The academic librarian is face with the challenge, given a vast amount of literature on a myriad of topics, of devising a categorization scheme that will result in a clear and understandable method for a person who wants a given book to be able to find it in the collection. The commercial bookseller is faced with exactly the same dilemma, so it would seem reasonable for him to take the same approach.
However, there is a difference between them: the bookseller actually cares that people are able to find the book that they are looking for, and will place it where they are likely to try to find it. The librarian does not: his interest is in having an orderly collection, according to his own concept of how things ought to be, and if people want to find something, they will simply have to learn his system.
Take the example of a single book Jean-Paul Sartre's Nausea: it is a fiction story, translated from a foreign language, that expresses philosophical ideas. A bookstore owner would logically choose to have three copies in inventory: one in fiction, another in philosophy, a third in foreign books. A librarian would put it in one and only one place: P3Z, the "general" category of "language and literature." Look for it anywhere else, and you'll be disappointed.
This difference is critical to the quality of service they provide - I could expand on it, but a few questions should make this difference self-evident: When was the last time you walked into a library, at all? Did the staff at the library seem at all happy to see you? Was it easy to find what you were looking for, or did you have to learn the system in order to get what you wanted? Was it in any way a pleasant experience?
And, in case your answers to any of those questions was positive, did you look around to see how many other people were there? Chances are, it was a quiet and vacant place, and that if the library weren't paid for by taxes or the generosity of patrons, it would not be able to survive as a business.
That's not to say that retail is in all cases superior. Consider the layout of the brick-and-mortar department store: if you're looking for a pair of men's dress shoes, you might follow the map to the "men's" department and then the signage to the formal wear. And there, you will be told by a store clerk, in a matter as disdainful as that of any librarian, that you ought to have gone to the shoe department. The retailer can't be bothered to make things available where you would think to look for them, and you have to learn their system of categorization.
The Internet brings the opportunity for retailers to overcome the limitations of the physical store.
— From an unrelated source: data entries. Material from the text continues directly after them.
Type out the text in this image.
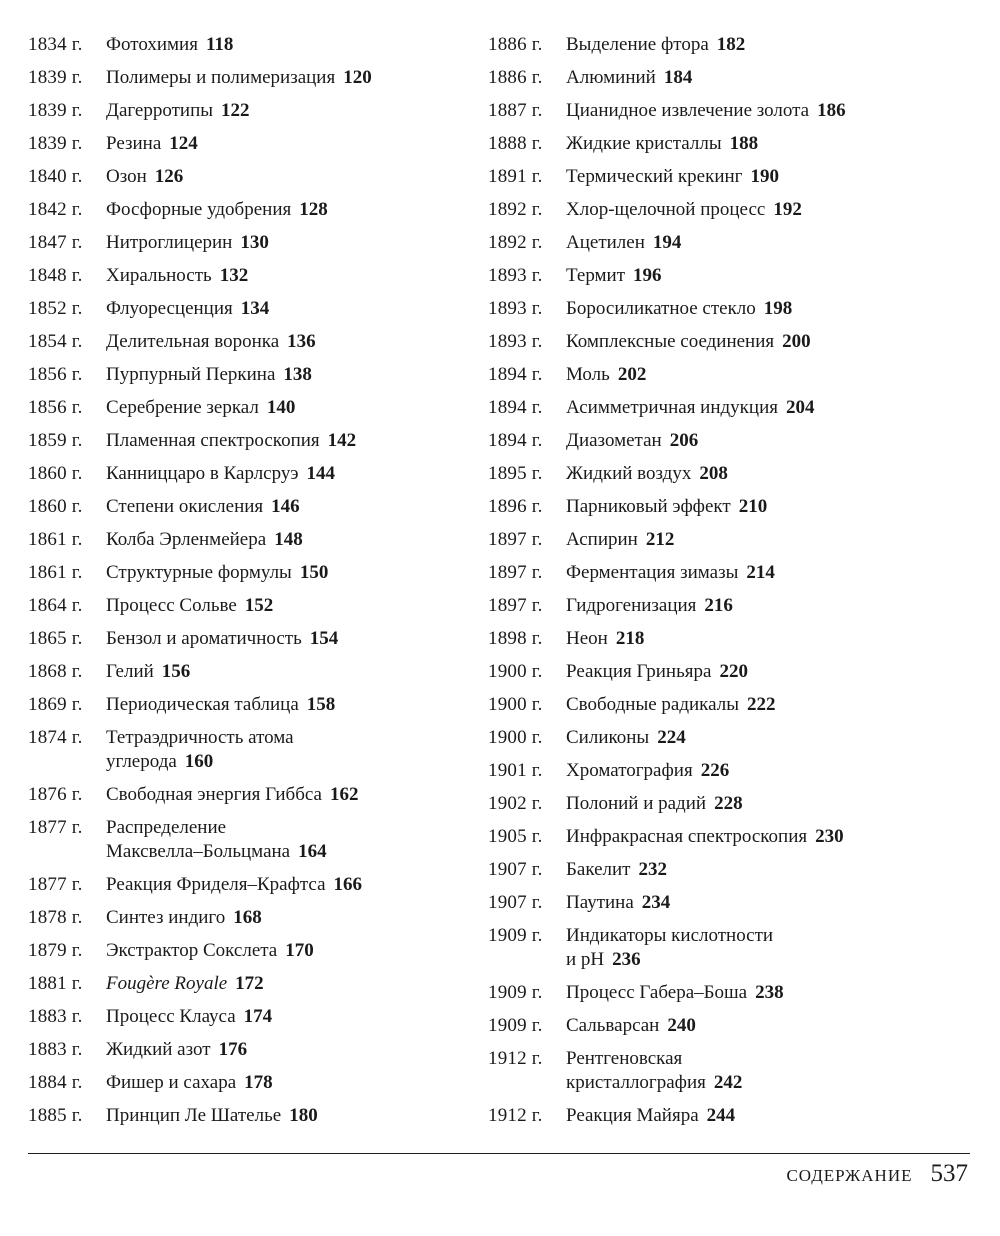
1834 г.	Фотохимия 118
1839 г.	Полимеры и полимеризация 120
1839 г.	Дагерротипы 122
1839 г.	Резина 124
1840 г.	Озон 126
1842 г.	Фосфорные удобрения 128
1847 г.	Нитроглицерин 130
1848 г.	Хиральность 132
1852 г.	Флуоресценция 134
1854 г.	Делительная воронка 136
1856 г.	Пурпурный Перкина 138
1856 г.	Серебрение зеркал 140
1859 г.	Пламенная спектроскопия 142
1860 г.	Канниццаро в Карлсруэ 144
1860 г.	Степени окисления 146
1861 г.	Колба Эрленмейера 148
1861 г.	Структурные формулы 150
1864 г.	Процесс Сольве 152
1865 г.	Бензол и ароматичность 154
1868 г.	Гелий 156
1869 г.	Периодическая таблица 158
1874 г.	Тетраэдричность атома
углерода 160
1876 г.	Свободная энергия Гиббса 162
1877 г.	Распределение
Максвелла–Больцмана 164
1877 г.	Реакция Фриделя–Крафтса 166
1878 г.	Синтез индиго 168
1879 г.	Экстрактор Сокслета 170
1881 г.	Fougère Royale 172
1883 г.	Процесс Клауса 174
1883 г.	Жидкий азот 176
1884 г.	Фишер и сахара 178
1885 г.	Принцип Ле Шателье 180
1886 г.	Выделение фтора 182
1886 г.	Алюминий 184
1887 г.	Цианидное извлечение золота 186
1888 г.	Жидкие кристаллы 188
1891 г.	Термический крекинг 190
1892 г.	Хлор-щелочной процесс 192
1892 г.	Ацетилен 194
1893 г.	Термит 196
1893 г.	Боросиликатное стекло 198
1893 г.	Комплексные соединения 200
1894 г.	Моль 202
1894 г.	Асимметричная индукция 204
1894 г.	Диазометан 206
1895 г.	Жидкий воздух 208
1896 г.	Парниковый эффект 210
1897 г.	Аспирин 212
1897 г.	Ферментация зимазы 214
1897 г.	Гидрогенизация 216
1898 г.	Неон 218
1900 г.	Реакция Гриньяра 220
1900 г.	Свободные радикалы 222
1900 г.	Силиконы 224
1901 г.	Хроматография 226
1902 г.	Полоний и радий 228
1905 г.	Инфракрасная спектроскопия 230
1907 г.	Бакелит 232
1907 г.	Паутина 234
1909 г.	Индикаторы кислотности
и pH 236
1909 г.	Процесс Габера–Боша 238
1909 г.	Сальварсан 240
1912 г.	Рентгеновская
кристаллография 242
1912 г.	Реакция Майяра 244
СОДЕРЖАНИЕ 537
It's simple and inexpensive to add a link to inventory under mens/formal/shoes as well as shoes/mens/formal (and even formal/shoes/men for the customer who might be inclined to look for them in that manner) - and it should not matter one bit to the retailer that they are listed in multiple places in inventory, as doing so doesn't require having multiple copies of the same item in different physical locations.
However, almost two decades after businesses took to the Internet, they still have yet to get it right. Some sites have broken out of rigid classification systems, but for distressingly many, they remain locked in the librarian mindset of one-and-only-one place for a given product, in a rigid classification system, that may not consider the perspective of the customer at all (many sites classify products according to their org chart).
And technology has done little to solve the problem. Having been through the exercise of evaluating content (mis)management systems a few years ago, I can confidently say that virtually all of them are based on a rigid classification system that insists that any given item can be in only one place. What was once indifference to the customer is now being shrugged off as a system requirement - but the net effect is still the same.
Ultiamtely, to goal of customer service is to serve the customer - and while that seems as self-evident as any other tautology, it's clearly a lesson that retailers have yet to learn, and a critical issue for user experience in which the operations and IT departments are unmotivated to consider a solution.